In realtà non c’è un cambiamento epocale di rotta ma un rimarcamento di uno stile che era chiaro all’inizio ma che poi si è sfumato nel corso dei quasi diciotto anni di carriera. Un po’ heavy, un po’ pop, i Pop Evil decidono di ripartire con il manifesto e il volto femminile della nuova batterista bionda Haylay Cramer, una che picchia forte ed è la protagonista del video del singolo di lancio “Waking The Lions”, un risveglio di fatto del nervo più heavy del gruppo.
Risveglio che dura per tutta la prima parte dell’album per poi riaddormentarsi nella seconda. Perchè oltre al singolo anche “Colors Bleed” vanta un riff e un drumming deciso e pesante, con la voce di Leigh Kakaty che pur non essendo un fenomeno ha una capacità camaleontica di passare dall’urlo alla melodia alla simil rappata offrendo al suono del gruppo una gamma molto varia su cui affondare i riff. Anche “Ex Machina” si può inserire nel mondo delle migliori produzioni alternative del momento, è convincente per energia e idee. Non si molla fino a “Art Of War” dove Leigh rappa nel verso con discreta espressività e la canzone ha un ritmo forsennato senza soste.

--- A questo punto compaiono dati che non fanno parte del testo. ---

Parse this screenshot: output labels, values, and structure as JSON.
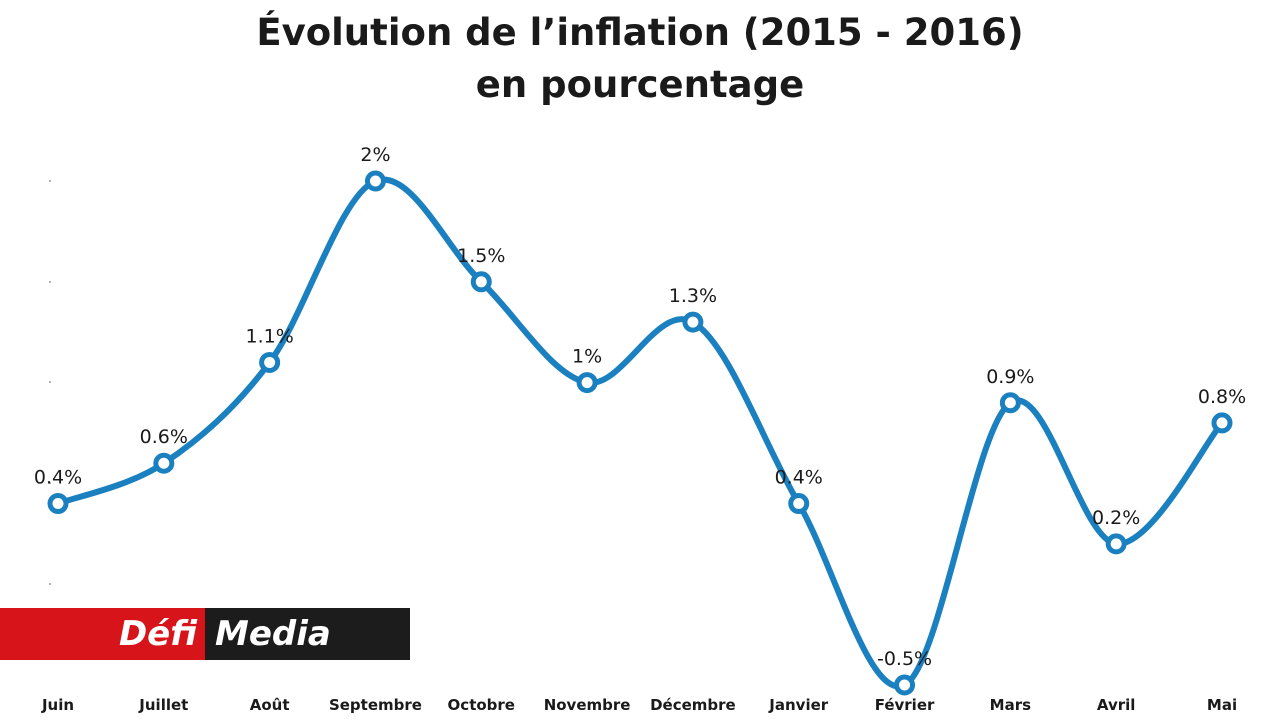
{
  "chart_data": {
    "type": "line",
    "title": "Évolution de l’inflation (2015 - 2016)",
    "subtitle": "en pourcentage",
    "categories": [
      "Juin",
      "Juillet",
      "Août",
      "Septembre",
      "Octobre",
      "Novembre",
      "Décembre",
      "Janvier",
      "Février",
      "Mars",
      "Avril",
      "Mai"
    ],
    "values": [
      0.4,
      0.6,
      1.1,
      2,
      1.5,
      1,
      1.3,
      0.4,
      -0.5,
      0.9,
      0.2,
      0.8
    ],
    "data_labels": [
      "0.4%",
      "0.6%",
      "1.1%",
      "2%",
      "1.5%",
      "1%",
      "1.3%",
      "0.4%",
      "-0.5%",
      "0.9%",
      "0.2%",
      "0.8%"
    ],
    "xlabel": "",
    "ylabel": "",
    "ylim": [
      -0.5,
      2
    ],
    "grid": false,
    "line_color": "#1b80c0"
  },
  "logo": {
    "part1": "Défi",
    "part2": "Media",
    "part1_color": "#d8141b",
    "part2_color": "#1c1c1c"
  }
}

I Pop Evil però sembrano aver deciso che una cambiale radiofonica vada pagata a tutti i costi, forse timorosi che così facendo si perda il treno che conta del mercato americano. Peccato perché ci si stava divertendo, mentre da qui in avanti i pezzi sono fatti per ascolti estemporanei e fine a se stessi inseriti nei calderoni radiofonici. “Be Legendary” è un pezzo che funziona ma che rompe la tensione salutare ed heavy dell’inizio. Se ti sei comprato il cd una canzone così può dare solo disappunto. “Nothing But Thieves” è l’unico pezzo di spessore in questa seconda parte pop, con la sua melodia accattivante e un vago sapore eighties. Per il resto niente colpisce, dalla scialba “A Crime To Remember”, la ballata alternative piacevole ma che nulla di nuovo dice “God’s Dam” così come poco comunica la finale “Rewind”.
I Pop Evil sono in continua crescita e si sentirà sempre più spesso di loro ma l’impressione che vogliono dare è quella di fare come mille altri gruppi del genere, di non sfondare il mercato ma accomodarsi al suo interno docili assecondando le sue regole. L’album è fatto per metà per avere una sua identità e carattere, per metà invece come recipiente di possibili singoli per la facile fruizione, quella che non ti porta a chiederti chi sia quel gruppo che stai ascoltando alla radio. Una canzone che esiste e basta, come milioni di altre.